USADA had asked Armstrong for an immediate meeting to discuss the charges earlier this month. But Armstrong already had left for France for an extended training period for a June 24 triathlon.

Armstrong has had a long, contentious relationship with the World Anti-Doping Agency and USADA. In 2005, he filed an ethical complaint with the International Olympic Committee because of comments made by then WADA chief Dick Pound. The IOC, in a rare move, publicly reprimanded Pound in 2006.

A letter provided to the American-Statesman on Wednesday also shows evidence of a bad relationship between the doping agency and the cyclist. Through his attorney, Robert Luskin, Armstrong declined to meet with USADA because he said they wanted a confession, not information.

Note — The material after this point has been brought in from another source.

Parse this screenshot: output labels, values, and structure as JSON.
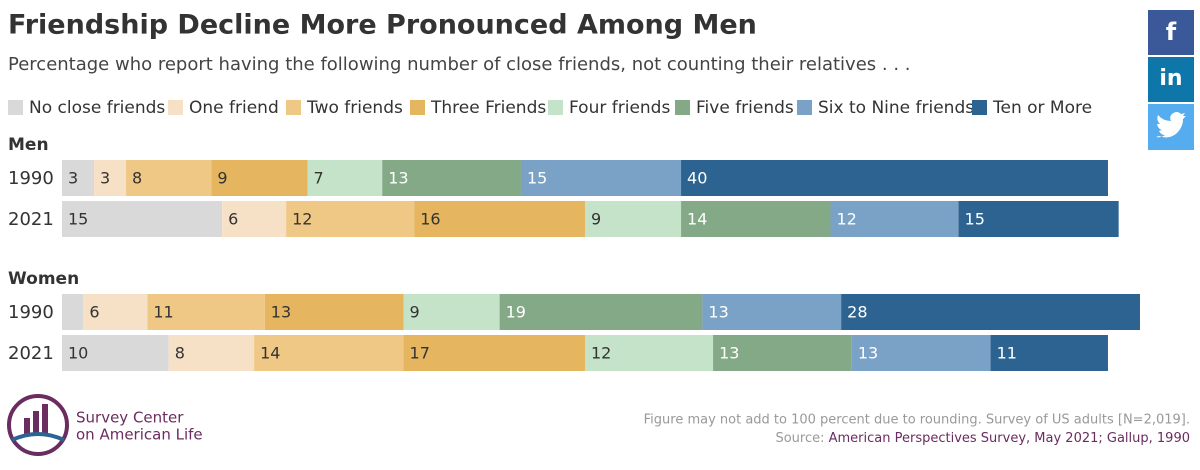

In his letter to USADA’s general counsel, Luskin described the investigation as a “charade” and said that witnesses have been “bought and paid for.”

Luskin wrote: “Taking all this into account, the obscene haste; your willful disregard of whether your investigation itself is the product of an unlawful conduct; and your blind embrace of witnesses whom every other responsible person has found unworthy of belief – leads us to the inevitable conclusion that this is not, in fact, an investigation as any fair-minded person would understand the term. It is a vendetta, which has nothing to do with learning the truth and everything to do with settling a score and garnering publicity at Lance’s expense.”

WHAT IS DOPING?

Blood doping in sports refers to the use of artificial means to enhance performance by boosting the number of red blood cells in an athlete’s body. Red blood cells deliver oxygen to body tissues, so making more of them increases aerobic capacity and endurance. There are three major types of doping:

Blood transfusions and injections of red blood cells, usually taken from the athlete and saved until needed, is one method of doping. So is the use of drugs and blood products to enhance the oxygen-carrying capacity of one’s own blood, for non-medical reasons.

Erythropoietin (EPO), banned since 1992, is such a drug. A hormone produced by the kidney, it stimulates the production of red blood cells and is used medically to treat certain kinds of anemia.

Hydroxy-ethyl starch (HES) expands the volume of blood plasma in the body and masks EPO use. Doctors normally use it to prevent shock following severe blood loss. It and other plasma-expanding products have been banned since 2000.